September 22, 2019 | 76° F

U. engineering students win packaging expo


Four Rutgers University School of Engineering students put their skills to the test at an annual packaging trade show held from Sept. 23 to Sept. 25 in Las Vegas, Nev.

The team of packaging engineers — Miles Borgeson, Diane Jones, Diana Mayorga and Marie Misterio — designed the winning entry of the PACK EXPO 2013 Solutions Challenge.

The challenge asked six competing teams to create and present proposals for a fictional company’s packaging line, said Misterio, a School of Engineering senior.

She said this year the competing schools — Rutgers, California State Polytechnic University, Purdue University Calumet, the University of Florida and Virginia Tech — designed a packaging line for mouthwash bottles.

“[The competition] had us apply what we learned in the classroom and at our internships,” she said.

According to Misterio, the other schools spent a lot of money on the project, while the Rutgers team worked without any physical equipment. Rutgers does not have any packaging engineering laboratories.

Misterio and Jones, a School of Engineering senior, had attended the competition as sophomores in 2011, so she knew what to expect. Still, she said they were nervous when they arrived in Las Vegas.

“The packaging engineering program is really small. It was really intimidating to see how many resources other schools had,” Misterio said.

Of the six competing teams, only Rutgers sent students with engineering backgrounds.

“[Being engineers] really helped us with the research we had to do. It’s what we were taught to do,” she said.

Misterio said the team conducted most of their research without guidance from faculty.

To begin, Mayorga, a School of Engineering junior, said the teams contacted companies for guidelines on the types and sizes of machines they needed. They then visited some facilities to see the equipment firsthand.

Mayorga said their goal was to design a properly scaled, efficient and sanitary machinery line. Each machine in the line had to properly communicate with each other as well.

The team stayed in contact with the companies until the day of the competition. By then, the team had completed their proposal, but they wanted to keep their information as up-to-date as possible.

“Engineering is about careful attention to even the smallest details,” Mayorga said.

The six judges, who each came from different packaged-good companies, also judged the team on their ability to communicate their proposal. On top of designing the line, the team had to give an oral presentation and write a detailed proposal for the judges.

Mayorga said the overall experience was similar to that of an internship in the field of packaging engineering.

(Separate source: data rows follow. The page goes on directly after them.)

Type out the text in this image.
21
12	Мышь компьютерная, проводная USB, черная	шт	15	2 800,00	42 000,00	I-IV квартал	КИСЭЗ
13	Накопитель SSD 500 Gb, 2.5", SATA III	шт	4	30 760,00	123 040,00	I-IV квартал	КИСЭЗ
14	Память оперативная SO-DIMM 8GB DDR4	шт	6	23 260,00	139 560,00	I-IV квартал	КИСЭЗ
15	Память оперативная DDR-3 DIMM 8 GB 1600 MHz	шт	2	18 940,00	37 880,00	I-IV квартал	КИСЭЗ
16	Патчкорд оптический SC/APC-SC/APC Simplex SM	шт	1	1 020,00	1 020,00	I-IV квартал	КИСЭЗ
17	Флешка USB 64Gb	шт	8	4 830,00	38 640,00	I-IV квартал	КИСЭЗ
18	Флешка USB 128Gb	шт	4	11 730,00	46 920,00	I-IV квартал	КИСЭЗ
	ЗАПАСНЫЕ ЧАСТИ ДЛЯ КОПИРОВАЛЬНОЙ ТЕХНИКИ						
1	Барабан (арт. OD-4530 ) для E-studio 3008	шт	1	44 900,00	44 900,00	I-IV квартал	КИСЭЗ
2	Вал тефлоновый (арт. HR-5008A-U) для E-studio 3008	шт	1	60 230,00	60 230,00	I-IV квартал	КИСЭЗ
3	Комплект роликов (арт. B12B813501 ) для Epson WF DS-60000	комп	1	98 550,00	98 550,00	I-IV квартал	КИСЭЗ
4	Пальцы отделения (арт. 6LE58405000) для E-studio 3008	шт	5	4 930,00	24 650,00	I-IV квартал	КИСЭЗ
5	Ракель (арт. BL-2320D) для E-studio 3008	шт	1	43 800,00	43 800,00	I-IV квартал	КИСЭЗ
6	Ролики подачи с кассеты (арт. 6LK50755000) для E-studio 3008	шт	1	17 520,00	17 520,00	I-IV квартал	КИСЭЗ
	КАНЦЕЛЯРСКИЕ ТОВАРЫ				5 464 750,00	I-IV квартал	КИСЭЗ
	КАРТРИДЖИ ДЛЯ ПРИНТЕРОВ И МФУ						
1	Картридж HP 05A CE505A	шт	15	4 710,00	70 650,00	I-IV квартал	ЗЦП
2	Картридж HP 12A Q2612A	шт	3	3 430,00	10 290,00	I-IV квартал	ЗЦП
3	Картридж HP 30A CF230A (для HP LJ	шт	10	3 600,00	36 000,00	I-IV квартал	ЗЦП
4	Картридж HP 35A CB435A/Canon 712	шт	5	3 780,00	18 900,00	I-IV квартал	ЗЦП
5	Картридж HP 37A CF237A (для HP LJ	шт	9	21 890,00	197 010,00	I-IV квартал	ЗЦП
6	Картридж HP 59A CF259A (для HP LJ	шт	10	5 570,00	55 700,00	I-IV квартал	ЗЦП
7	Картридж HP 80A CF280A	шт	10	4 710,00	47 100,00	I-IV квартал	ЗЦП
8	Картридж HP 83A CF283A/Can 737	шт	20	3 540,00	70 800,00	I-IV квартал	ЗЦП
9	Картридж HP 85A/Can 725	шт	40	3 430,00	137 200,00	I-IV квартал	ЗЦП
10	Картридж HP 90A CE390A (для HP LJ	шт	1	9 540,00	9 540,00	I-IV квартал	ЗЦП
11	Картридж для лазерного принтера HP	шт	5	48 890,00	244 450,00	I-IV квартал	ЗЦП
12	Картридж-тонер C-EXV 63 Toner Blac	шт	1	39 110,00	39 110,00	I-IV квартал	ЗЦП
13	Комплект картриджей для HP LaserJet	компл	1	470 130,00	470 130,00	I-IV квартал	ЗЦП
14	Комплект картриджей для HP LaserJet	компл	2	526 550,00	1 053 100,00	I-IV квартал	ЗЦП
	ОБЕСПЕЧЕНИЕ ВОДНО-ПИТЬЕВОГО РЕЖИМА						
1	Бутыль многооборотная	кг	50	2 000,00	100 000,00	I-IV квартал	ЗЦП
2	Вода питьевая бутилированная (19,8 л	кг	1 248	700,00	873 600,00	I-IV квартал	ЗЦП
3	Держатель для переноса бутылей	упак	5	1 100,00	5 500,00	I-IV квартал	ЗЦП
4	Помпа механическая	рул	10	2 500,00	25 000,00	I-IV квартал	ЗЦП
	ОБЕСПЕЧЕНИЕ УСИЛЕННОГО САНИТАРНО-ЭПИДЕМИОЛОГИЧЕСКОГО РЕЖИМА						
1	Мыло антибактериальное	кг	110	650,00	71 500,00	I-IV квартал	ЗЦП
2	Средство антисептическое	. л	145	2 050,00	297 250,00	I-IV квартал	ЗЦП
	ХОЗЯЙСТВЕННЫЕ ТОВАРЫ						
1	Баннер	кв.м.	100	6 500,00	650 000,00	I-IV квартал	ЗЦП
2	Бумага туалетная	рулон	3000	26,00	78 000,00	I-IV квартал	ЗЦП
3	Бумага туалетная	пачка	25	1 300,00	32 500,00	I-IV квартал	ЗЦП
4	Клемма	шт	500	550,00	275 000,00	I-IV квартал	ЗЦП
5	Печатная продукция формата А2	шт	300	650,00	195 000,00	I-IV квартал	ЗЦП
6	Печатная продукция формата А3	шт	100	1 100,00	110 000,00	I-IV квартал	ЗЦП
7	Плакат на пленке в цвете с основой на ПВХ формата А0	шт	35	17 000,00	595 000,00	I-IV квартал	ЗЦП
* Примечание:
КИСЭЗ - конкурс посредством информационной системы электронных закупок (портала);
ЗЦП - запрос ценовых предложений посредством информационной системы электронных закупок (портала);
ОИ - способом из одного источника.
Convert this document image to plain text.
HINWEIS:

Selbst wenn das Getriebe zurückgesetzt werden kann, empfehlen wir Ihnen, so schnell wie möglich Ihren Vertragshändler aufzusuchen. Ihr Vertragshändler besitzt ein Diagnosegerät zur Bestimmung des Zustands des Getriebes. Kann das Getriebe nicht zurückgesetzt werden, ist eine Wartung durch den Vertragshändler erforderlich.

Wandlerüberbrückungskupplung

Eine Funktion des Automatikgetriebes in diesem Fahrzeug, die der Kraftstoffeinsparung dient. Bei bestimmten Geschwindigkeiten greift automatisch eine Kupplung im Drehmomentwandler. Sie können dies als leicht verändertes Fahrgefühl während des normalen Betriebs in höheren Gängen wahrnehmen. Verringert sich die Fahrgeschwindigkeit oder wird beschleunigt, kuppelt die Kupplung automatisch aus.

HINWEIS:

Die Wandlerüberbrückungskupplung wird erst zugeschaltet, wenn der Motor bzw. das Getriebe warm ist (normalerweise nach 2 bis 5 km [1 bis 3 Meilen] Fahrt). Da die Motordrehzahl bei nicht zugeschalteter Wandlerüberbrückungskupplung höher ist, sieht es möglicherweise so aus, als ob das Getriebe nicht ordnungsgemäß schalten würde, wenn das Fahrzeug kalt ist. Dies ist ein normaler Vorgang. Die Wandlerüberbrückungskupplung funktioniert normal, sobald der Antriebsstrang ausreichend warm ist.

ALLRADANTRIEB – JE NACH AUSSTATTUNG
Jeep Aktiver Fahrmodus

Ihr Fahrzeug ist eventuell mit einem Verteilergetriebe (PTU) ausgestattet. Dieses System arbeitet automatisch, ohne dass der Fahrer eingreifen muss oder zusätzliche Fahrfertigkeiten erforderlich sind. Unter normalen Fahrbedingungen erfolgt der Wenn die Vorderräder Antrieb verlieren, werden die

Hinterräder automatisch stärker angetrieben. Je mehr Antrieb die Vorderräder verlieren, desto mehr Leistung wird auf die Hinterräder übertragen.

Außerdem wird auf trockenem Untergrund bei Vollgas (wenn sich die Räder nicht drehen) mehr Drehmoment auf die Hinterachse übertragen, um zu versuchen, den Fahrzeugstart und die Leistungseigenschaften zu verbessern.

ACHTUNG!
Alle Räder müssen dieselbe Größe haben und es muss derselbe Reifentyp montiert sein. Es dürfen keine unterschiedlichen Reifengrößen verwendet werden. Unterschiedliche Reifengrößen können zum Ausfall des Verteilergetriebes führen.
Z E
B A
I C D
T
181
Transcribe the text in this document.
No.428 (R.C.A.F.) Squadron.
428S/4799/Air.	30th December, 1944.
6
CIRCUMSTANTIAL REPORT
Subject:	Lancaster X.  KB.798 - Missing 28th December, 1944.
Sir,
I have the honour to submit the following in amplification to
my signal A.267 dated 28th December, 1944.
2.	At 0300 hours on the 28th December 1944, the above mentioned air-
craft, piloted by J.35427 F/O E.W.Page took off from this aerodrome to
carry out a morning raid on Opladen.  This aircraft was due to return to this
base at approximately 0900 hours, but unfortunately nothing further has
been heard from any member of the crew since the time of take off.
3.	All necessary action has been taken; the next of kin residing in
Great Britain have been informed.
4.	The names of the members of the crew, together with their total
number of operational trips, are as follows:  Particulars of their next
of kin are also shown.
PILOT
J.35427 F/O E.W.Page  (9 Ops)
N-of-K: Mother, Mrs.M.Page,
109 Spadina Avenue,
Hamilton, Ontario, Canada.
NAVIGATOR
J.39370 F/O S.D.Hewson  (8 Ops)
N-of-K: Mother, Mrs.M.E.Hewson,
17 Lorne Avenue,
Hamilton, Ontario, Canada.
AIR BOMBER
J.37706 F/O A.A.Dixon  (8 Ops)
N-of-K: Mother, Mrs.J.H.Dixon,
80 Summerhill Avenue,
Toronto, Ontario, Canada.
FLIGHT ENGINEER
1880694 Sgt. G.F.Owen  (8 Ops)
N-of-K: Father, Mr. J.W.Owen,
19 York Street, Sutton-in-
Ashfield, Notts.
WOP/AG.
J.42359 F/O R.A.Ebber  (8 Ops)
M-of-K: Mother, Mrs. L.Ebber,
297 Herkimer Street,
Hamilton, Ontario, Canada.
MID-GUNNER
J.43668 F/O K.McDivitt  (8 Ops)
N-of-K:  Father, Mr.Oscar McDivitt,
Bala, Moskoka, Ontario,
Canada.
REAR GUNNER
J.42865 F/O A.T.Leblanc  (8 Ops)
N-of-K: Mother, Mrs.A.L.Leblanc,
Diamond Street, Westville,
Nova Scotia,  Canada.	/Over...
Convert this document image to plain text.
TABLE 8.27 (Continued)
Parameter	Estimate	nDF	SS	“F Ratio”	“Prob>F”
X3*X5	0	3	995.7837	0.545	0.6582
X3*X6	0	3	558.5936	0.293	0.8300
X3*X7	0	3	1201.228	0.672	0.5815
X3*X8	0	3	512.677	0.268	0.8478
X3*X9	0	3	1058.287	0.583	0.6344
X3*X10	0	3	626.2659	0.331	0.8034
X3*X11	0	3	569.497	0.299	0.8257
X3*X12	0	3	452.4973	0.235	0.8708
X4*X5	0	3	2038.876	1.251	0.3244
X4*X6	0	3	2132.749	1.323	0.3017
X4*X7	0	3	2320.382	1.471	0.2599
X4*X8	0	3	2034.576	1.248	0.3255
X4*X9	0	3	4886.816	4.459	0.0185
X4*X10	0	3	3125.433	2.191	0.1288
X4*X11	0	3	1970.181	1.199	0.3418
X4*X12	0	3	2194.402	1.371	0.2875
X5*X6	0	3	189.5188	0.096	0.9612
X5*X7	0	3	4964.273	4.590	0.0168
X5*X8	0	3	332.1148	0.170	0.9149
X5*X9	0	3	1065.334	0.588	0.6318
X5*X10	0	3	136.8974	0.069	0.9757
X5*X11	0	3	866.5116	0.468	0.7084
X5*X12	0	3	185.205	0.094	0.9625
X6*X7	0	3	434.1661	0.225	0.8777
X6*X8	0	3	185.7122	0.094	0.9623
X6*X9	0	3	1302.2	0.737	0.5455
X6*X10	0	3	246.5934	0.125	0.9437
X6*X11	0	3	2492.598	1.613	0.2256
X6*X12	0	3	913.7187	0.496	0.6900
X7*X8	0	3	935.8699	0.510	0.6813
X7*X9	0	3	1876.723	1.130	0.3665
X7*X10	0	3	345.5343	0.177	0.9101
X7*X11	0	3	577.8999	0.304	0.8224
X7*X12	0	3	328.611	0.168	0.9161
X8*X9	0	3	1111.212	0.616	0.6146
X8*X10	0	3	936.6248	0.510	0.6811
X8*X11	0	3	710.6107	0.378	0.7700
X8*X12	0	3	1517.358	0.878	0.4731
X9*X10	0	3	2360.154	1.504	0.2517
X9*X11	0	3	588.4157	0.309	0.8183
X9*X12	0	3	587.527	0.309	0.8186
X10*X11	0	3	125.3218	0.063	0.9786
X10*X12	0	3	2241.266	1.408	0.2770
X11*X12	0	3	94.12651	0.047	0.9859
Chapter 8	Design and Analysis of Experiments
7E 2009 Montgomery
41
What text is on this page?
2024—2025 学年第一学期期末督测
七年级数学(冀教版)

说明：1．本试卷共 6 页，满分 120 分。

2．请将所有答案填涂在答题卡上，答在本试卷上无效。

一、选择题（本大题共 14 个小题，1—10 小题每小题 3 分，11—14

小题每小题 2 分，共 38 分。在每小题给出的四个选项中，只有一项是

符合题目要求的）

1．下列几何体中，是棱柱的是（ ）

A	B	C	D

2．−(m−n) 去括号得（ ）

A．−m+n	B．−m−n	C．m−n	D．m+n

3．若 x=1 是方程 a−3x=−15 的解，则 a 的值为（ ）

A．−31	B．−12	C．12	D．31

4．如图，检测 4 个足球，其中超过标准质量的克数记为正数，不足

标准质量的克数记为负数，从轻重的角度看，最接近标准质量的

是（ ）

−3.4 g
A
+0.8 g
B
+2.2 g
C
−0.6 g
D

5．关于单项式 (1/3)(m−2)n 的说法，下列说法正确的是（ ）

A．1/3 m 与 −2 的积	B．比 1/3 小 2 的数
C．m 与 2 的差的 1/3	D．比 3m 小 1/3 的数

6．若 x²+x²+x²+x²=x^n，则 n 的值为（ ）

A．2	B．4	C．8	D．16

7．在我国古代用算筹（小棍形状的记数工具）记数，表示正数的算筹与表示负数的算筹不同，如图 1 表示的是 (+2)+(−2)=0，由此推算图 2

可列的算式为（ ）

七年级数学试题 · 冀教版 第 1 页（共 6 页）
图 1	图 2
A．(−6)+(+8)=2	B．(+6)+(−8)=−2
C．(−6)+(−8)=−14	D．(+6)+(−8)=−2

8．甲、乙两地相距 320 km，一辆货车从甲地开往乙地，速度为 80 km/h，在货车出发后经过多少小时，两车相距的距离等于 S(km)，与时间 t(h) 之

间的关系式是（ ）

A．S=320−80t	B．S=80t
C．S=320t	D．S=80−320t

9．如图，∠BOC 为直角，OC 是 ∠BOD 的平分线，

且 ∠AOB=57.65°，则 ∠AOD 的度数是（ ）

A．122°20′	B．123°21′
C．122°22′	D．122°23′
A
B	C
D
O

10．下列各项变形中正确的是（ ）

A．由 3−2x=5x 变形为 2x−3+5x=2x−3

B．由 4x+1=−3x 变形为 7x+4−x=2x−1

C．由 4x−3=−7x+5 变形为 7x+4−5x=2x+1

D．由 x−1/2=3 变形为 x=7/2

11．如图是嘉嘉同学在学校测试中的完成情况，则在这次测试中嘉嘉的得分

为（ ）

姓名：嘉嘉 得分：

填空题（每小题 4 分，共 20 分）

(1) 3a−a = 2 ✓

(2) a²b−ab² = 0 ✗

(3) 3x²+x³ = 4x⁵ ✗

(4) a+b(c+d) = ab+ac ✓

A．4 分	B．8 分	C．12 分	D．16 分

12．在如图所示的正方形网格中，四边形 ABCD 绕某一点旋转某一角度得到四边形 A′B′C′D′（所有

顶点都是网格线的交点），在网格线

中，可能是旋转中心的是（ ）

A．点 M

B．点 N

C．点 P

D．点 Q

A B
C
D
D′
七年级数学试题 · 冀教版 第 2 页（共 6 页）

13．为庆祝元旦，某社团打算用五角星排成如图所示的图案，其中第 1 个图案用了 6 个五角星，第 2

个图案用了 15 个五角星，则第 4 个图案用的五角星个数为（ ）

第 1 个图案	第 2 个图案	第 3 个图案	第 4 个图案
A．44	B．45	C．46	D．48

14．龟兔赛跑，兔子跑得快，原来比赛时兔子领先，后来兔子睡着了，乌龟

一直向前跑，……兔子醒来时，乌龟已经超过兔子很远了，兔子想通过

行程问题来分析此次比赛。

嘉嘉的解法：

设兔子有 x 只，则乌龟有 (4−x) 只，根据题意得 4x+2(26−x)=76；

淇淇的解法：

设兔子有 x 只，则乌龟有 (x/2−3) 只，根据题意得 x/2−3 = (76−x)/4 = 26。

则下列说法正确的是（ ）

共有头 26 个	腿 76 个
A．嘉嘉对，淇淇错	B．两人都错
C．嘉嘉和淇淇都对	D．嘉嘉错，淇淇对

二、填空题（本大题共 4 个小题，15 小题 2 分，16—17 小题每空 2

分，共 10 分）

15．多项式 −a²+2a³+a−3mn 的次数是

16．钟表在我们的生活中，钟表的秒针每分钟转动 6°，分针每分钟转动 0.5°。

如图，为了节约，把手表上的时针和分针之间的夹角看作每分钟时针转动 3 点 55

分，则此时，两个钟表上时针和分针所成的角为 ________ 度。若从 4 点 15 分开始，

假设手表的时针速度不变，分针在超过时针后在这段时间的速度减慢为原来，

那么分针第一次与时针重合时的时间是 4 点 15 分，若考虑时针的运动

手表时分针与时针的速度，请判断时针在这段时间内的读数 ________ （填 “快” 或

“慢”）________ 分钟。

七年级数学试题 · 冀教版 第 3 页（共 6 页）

“The competition really reflected what working in industry is like,” she said.

Jones said the competition also gave the team the opportunity to network with companies’ representatives.

According to a PACK EXPO statement, this year’s trade show attracted more professionals than ever before. More than 27,500 processing and packaging professionals and 1,750 exhibitors attended the three-day show.

“The competition was not just about engineering, but professionalism too,” Jones said. “It’s opened up a lot of opportunities.”

The competition’s sponsor, B&R Industrial Automation, invited the team to tour their facility and present their winning design at their headquarters in Atlanta, Ga.

According to their online company profile, B&R Industrial Automation is one of the largest private automation equipment manufacturers. It currently has 162 offices housing over 2,300 employees worldwide.

In addition to more networking opportunities, Borgeson, a School of Engineering junior, said the team won a shared $4,000 scholarship from the Association for Packaging and Processing Technologies Education and Training Foundation, a trade association representing 600 packaging and processing supply chain companies.

According to the PACK EXPO statement, Purdue University Calumet’s team earned $2,000 and Clemson University’s team won $1,000 as second and third-place winners.

All of the teams have also been entered into a new competition, the Design Gallery People’s Choice Awards, which allows attendees to vote for their favorite entries.

“[The win] is a good way to highlight our school’s program,” Borgeson said.

According to Borgeson, with more funding, the School of Engineering’s packaging engineering program could continue to excel and improve.

“If we won without any laboratories, imagine what we could do with them,” he said.